Consistent with the essential role of GATA3 in governing AR transcriptional repression in ESCC, we found that GATA3 silencing significantly decreased KYSE410 and ZEC014 cell growth and survival in vitro (Supplementary information, Figs. S6f, S10a–c), which can be rescued by additional silencing of DUSP4 or FOSB expression (Supplementary information, Fig. S10d–f). Importantly, GATA3 depletion also inhibited ESCC growth in vivo (Fig. 1p). Interestingly, there were no significant differences in tumor weight between GATA3 silencing only and GATA3 silencing combined with enzalutamide treatment groups (Fig. 1p; Supplementary information, Fig. S10g). This indicated that targeting the AR upstream regulator GATA3 is sufficient to inhibit ESCC growth.

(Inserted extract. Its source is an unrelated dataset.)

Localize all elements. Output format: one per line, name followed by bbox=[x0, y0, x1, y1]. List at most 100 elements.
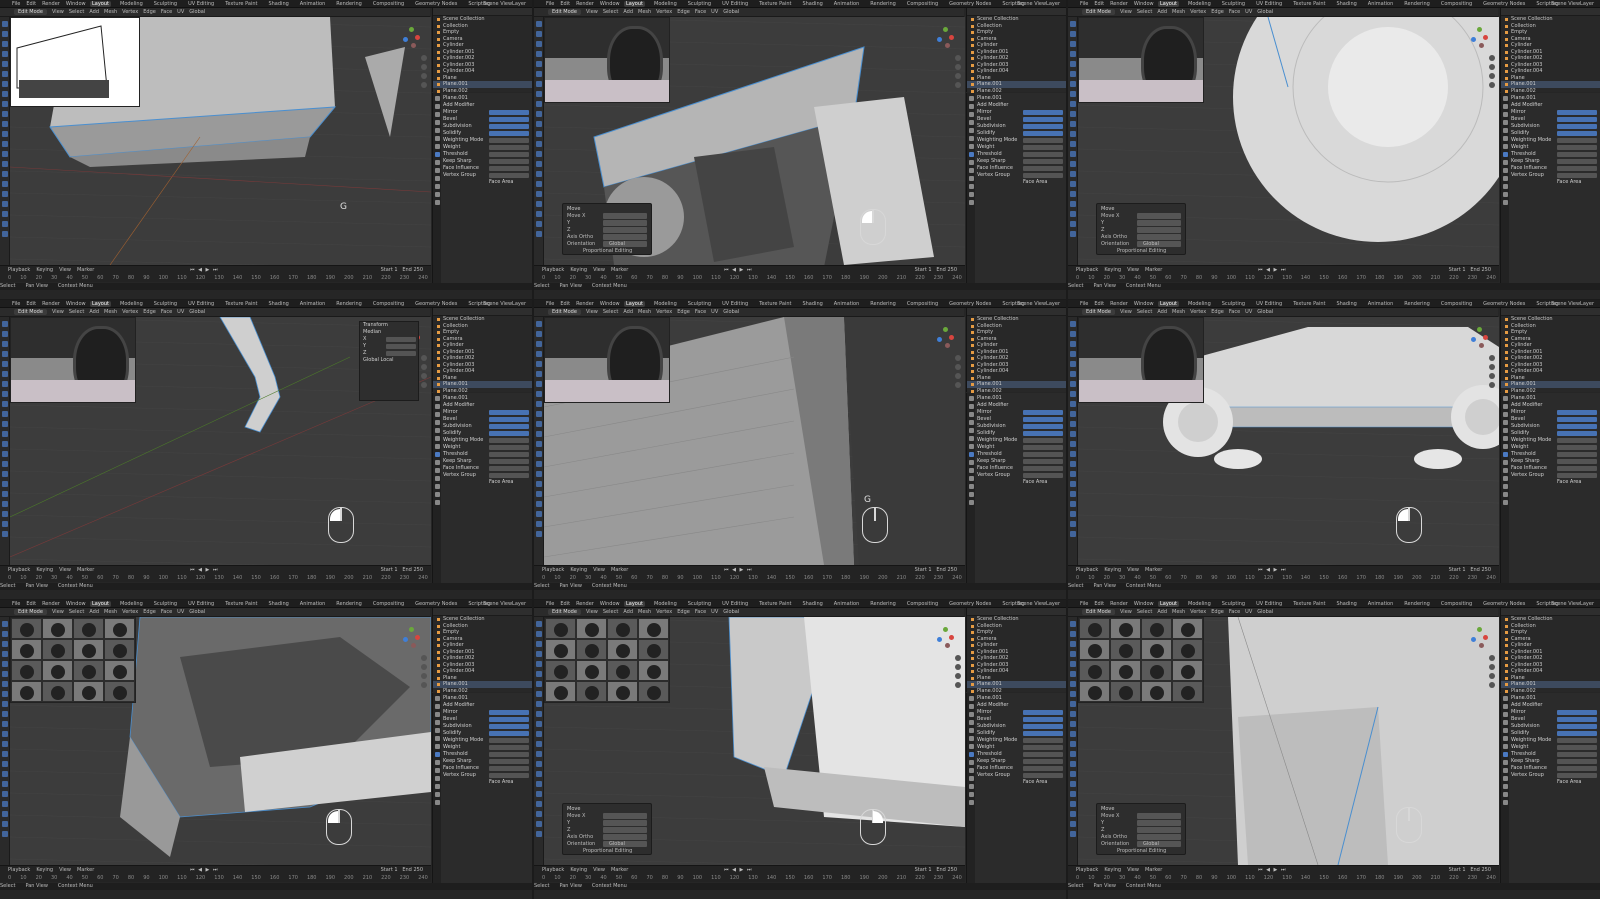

Finally, we examined GATA3-directed AR transcriptional regulation in ESCC patients. AR expression was positively correlated with GATA3 expression (Fig. 1q, r; Supplementary information, Fig. S11a–c) and negatively associated with expression of DUSP4 and FOSB (Supplementary information, Fig. S11d–f) in clinical ESCC samples. These data support the clinical relevance of GATA3/AR co-transcriptional repression of DUSP4 and FOSB.

In summary, our findings reveal molecular mechanisms underlying AR transcriptional dysregulation in ESCC and identify the GATA3/AR/HDAC3 transcription axis as a promising target for future clinical trials treating male ESCC patients (Supplementary information, Fig. S12). Since the AR antagonist enzalutamide (XTANDI^®) has already received FDA approval in the treatment of prostate cancer, a clinical trial evaluating the use of enzalutamide to treat AR-positive ESCC patients will be the next step towards an effective ESCC targeted therapy in the near future.